Se la statura morale di un atleta si misura nel momento dell’addio, Francesco Totti ha capito come restare grande anche fuori dal rettangolo di gioco. Dentro i confini delimitati dalle linee bianche, in effetti, non lo fanno quasi più entrare.
Ventitré presenze in campionato, molte domeniche trascorse in panchina per gli interi 90 minuti, una costante e progressiva marginalizzazione che ha reso plastico l’impossibile e sublimato l’antico desiderio di Carlitos Bianchi, il tecnico che (insultato e poi allontanato per l’azzardo con permanente foglio di via) a Totti avrebbe volentieri disegnato un futuro distante dallo stadio Olimpico.
Fino a qualche anno fa, la sola idea di scindere Totti e la Roma era impensabile.

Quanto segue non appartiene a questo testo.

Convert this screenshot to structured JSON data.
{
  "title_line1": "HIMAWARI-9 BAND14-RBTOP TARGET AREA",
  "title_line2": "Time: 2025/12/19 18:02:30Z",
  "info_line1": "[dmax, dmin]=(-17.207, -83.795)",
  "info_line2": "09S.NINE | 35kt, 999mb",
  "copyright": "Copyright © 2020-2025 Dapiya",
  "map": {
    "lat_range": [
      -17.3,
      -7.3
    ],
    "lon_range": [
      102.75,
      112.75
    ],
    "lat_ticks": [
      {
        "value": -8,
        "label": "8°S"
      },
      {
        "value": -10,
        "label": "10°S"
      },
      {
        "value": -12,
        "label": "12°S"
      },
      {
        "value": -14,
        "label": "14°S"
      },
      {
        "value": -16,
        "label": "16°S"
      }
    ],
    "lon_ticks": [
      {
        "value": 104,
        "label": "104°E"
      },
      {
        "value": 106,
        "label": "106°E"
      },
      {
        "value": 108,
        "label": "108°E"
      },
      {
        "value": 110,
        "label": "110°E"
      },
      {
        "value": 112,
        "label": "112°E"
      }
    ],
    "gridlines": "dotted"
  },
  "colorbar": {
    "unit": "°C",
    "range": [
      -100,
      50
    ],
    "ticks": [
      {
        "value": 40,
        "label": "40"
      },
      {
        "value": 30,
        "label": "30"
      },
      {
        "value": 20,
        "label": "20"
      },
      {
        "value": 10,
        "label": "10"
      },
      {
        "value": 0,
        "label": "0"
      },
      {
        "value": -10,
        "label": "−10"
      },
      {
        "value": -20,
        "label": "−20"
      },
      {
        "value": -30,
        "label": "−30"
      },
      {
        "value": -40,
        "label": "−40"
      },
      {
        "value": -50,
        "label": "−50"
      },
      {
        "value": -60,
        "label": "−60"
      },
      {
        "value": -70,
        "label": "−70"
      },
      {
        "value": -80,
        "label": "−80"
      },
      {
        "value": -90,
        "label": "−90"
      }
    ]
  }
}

Si costruivano squadre e campagne acquisti che dal totem (bandiera fedele, raro esemplare simile a Riva, Antognoni e Lele Oriali) non avrebbero potuto prescindere.
C’era Francesco, con il suo carico virtuoso di carisma, visione e gol e poi, in fila per tre, tutti gli altri.Le gerarchie sono cambiate, Totti ha raggiunto i 38 anni. Ha qualche pausa e la classe di ieri, immensa, fatica comprensibilmente a farsi strada con gente a cui rende un paio di decenni.

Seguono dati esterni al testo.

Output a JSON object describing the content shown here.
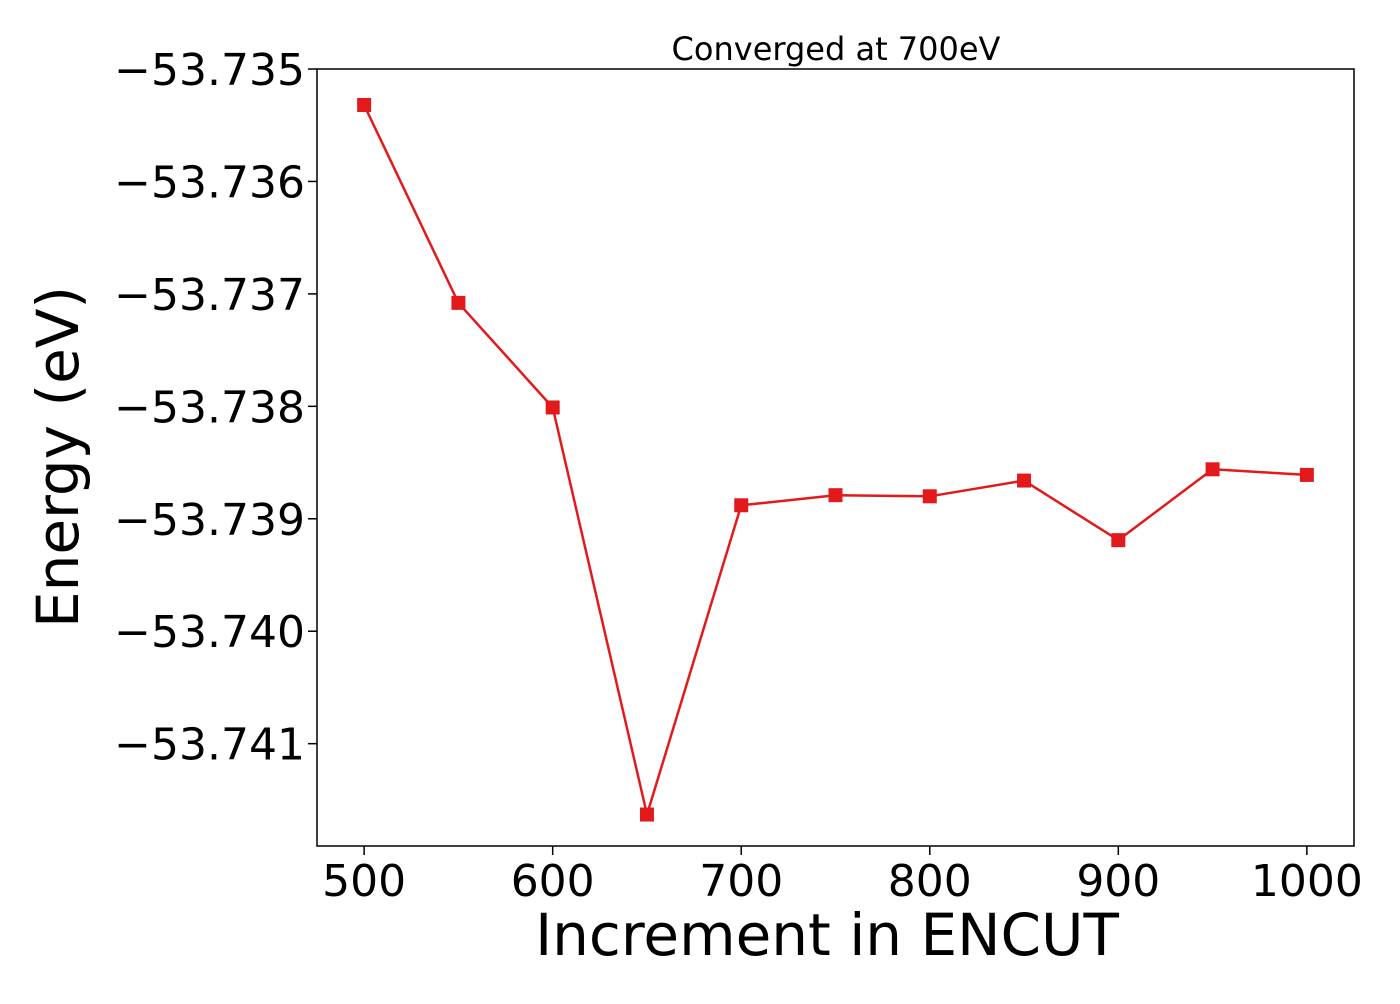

Nonostante questo e nonostante in qualunque remunerativo torneo orientale volesse decidere di spiaggiarsi sarebbe accolto tra gli onori trottando serenamente fino ai 45 anni, Totti è rimasto a Roma per vedere l’effetto che fa la detronizzazione di un sovrano assoluto. Non un fiato, una lamentela, un cedimento.
Il fisico asciutto, gli allenamenti regolari, il ruolo di comandante in capo che si complimenta a mezzo web con i compagni che (poveri loro) dovrebbero tentare di non farlo rimpiangere. Dicono che James Pallotta, una volta risolte le grane con i “fottuti idioti” che stentano a perdonarne la sincerità e non ne tollerano l’autonomia, dovrà occuparsi anche di Totti. E che il progetto sia quello di non rinnovare un contratto che scadrà tra un anno esatto.
Sarebbe un peccato perché con Totti in vesti dirigenziali e il geniale Di Natale dell’Udinese prossimo all’addio, sparirà anche l’ultimo numero dieci capace di non impallidire di fronte agli esempi del passato. Rivera. Baggio. Del Piero. Maradona. Gente che manca. Calciatori. Costretti a morire due volte, ricordava Zico: “La prima quando smettono e la seconda quando salutano il mondo”.